Они покинули избу, вышли на улицу, сели на лавочку. Над ними в ультрамариновом небе мигали мириады звезд. На дальнем конце деревни выла собака. Ни ветерка, ни облачка, все точно застыло в тревожном полусне.

– А ведь, похоже, дымком попахивает, – произнес Александр Трофимович, с шумом втянув в себя воздух. – Точно, точно. Только не пойму, откуда.

– Кто-нибудь печь затопил, – высказал предположение Петр Васильевич.
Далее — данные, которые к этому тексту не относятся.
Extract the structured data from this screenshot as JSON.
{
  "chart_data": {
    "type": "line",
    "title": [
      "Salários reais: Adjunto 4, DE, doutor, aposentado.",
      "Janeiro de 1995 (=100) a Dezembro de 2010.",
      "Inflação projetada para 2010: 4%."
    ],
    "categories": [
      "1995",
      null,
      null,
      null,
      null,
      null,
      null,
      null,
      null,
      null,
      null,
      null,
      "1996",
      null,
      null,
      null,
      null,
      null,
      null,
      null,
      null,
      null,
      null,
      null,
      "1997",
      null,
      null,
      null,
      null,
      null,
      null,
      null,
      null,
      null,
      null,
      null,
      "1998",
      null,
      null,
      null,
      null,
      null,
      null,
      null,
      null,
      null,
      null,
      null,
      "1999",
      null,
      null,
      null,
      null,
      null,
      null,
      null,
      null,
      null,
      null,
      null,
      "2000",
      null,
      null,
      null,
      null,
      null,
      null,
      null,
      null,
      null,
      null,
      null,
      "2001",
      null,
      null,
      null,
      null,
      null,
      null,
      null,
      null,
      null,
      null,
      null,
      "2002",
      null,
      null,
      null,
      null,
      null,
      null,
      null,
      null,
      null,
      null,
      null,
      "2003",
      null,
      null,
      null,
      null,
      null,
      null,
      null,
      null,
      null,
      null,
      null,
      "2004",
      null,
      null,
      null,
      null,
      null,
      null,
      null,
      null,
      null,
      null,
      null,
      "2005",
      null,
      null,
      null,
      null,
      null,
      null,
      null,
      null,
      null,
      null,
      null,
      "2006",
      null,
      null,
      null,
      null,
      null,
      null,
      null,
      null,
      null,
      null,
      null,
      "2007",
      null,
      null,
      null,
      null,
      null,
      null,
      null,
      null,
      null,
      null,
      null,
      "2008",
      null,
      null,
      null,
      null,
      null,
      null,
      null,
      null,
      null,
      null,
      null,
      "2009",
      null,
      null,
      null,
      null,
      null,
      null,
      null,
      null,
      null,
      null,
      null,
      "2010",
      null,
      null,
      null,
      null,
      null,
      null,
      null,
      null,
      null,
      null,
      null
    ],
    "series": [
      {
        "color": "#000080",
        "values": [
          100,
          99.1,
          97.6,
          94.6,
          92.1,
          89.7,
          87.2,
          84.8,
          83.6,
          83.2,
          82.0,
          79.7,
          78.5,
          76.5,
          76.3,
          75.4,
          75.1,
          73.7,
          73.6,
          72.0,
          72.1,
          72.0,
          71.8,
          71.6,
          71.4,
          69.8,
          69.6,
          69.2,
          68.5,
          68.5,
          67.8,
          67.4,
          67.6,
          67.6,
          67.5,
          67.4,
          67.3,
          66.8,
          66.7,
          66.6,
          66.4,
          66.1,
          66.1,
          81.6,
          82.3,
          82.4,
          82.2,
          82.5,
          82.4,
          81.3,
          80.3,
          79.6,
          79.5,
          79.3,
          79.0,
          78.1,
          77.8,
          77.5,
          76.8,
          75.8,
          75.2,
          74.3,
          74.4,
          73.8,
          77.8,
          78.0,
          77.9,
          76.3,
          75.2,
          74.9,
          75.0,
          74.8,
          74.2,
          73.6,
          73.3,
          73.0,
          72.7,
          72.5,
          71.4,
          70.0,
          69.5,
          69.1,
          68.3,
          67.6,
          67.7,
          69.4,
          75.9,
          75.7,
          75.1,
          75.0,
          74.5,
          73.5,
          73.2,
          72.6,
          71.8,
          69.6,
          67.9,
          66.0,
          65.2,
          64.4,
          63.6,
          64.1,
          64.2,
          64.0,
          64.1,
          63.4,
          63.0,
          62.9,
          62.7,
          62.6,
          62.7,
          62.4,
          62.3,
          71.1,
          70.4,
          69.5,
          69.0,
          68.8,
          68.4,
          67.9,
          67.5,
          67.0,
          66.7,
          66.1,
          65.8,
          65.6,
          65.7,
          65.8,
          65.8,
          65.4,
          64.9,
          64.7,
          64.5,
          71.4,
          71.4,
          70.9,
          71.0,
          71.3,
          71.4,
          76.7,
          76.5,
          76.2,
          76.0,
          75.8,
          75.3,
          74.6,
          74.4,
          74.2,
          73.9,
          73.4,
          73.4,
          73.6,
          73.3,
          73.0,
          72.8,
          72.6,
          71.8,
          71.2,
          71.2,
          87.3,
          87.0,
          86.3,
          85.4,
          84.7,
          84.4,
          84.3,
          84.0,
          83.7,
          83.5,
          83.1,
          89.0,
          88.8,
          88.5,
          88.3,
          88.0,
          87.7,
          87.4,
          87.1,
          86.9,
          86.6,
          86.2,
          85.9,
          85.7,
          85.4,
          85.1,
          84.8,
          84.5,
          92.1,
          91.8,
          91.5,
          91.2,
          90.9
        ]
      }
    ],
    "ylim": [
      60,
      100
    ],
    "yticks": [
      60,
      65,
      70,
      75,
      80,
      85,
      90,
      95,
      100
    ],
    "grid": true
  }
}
– От печи не такой запах. Это гарью тянет. Не иначе… Вот подняться бы сейчас вверх, хоть бы и на воздушном шаре, и глянуть, что и где происходит. А то сидишь тут, а что под боком делается, не знаешь. Лесников поразогнали, леса пораздавали всякой сволочи, а им лишь бы нажиться. Начальство у нас, брат, думать не хочет и не умеет. Дальше своего носа не видит. Да и под носом ему одни деньги мерещатся. А почему? А потому, скажу я тебе, что те, кто в самом начале вокруг Ельцина крутился, нахапали себе выше головы, сидят по заграницам и в ус не дуют. Другие, которые опоздали, на них смотрят, слюни распустили и думают, что и они ничуть не хуже. Как говорится, дурной пример заразителен. Россия, одним словом… – Шумно вздохнул, поднялся. – Ладно, пойду. Так ты, Василич, все-таки прими меры. Чтобы потом не пороть горячку.

– Ты думаешь?..

– Лучше перестраховаться. Видал по телеку? – люди выскакивали из домов в трусах да ночных рубашках. Хорошо, если пронесет, а если, не дай Бог…

– И с какой стороны, по-твоему, может придти огонь? – спросил Петр Васильевич. И тут же оговорился: – Если придет, конечно.

– Кто ж его, Василич, знает. Бросит кто-нибудь окурок – и полыхнет. Или молния. Мало ли что… Природа – это, брат… ее не угадаешь. Пустое дело. Ну, спокойной ночи. – И Трофимов, тиснув руку Камаева своей огромной пятерней, потопал на другой конец деревни.

А собака все выла и выла.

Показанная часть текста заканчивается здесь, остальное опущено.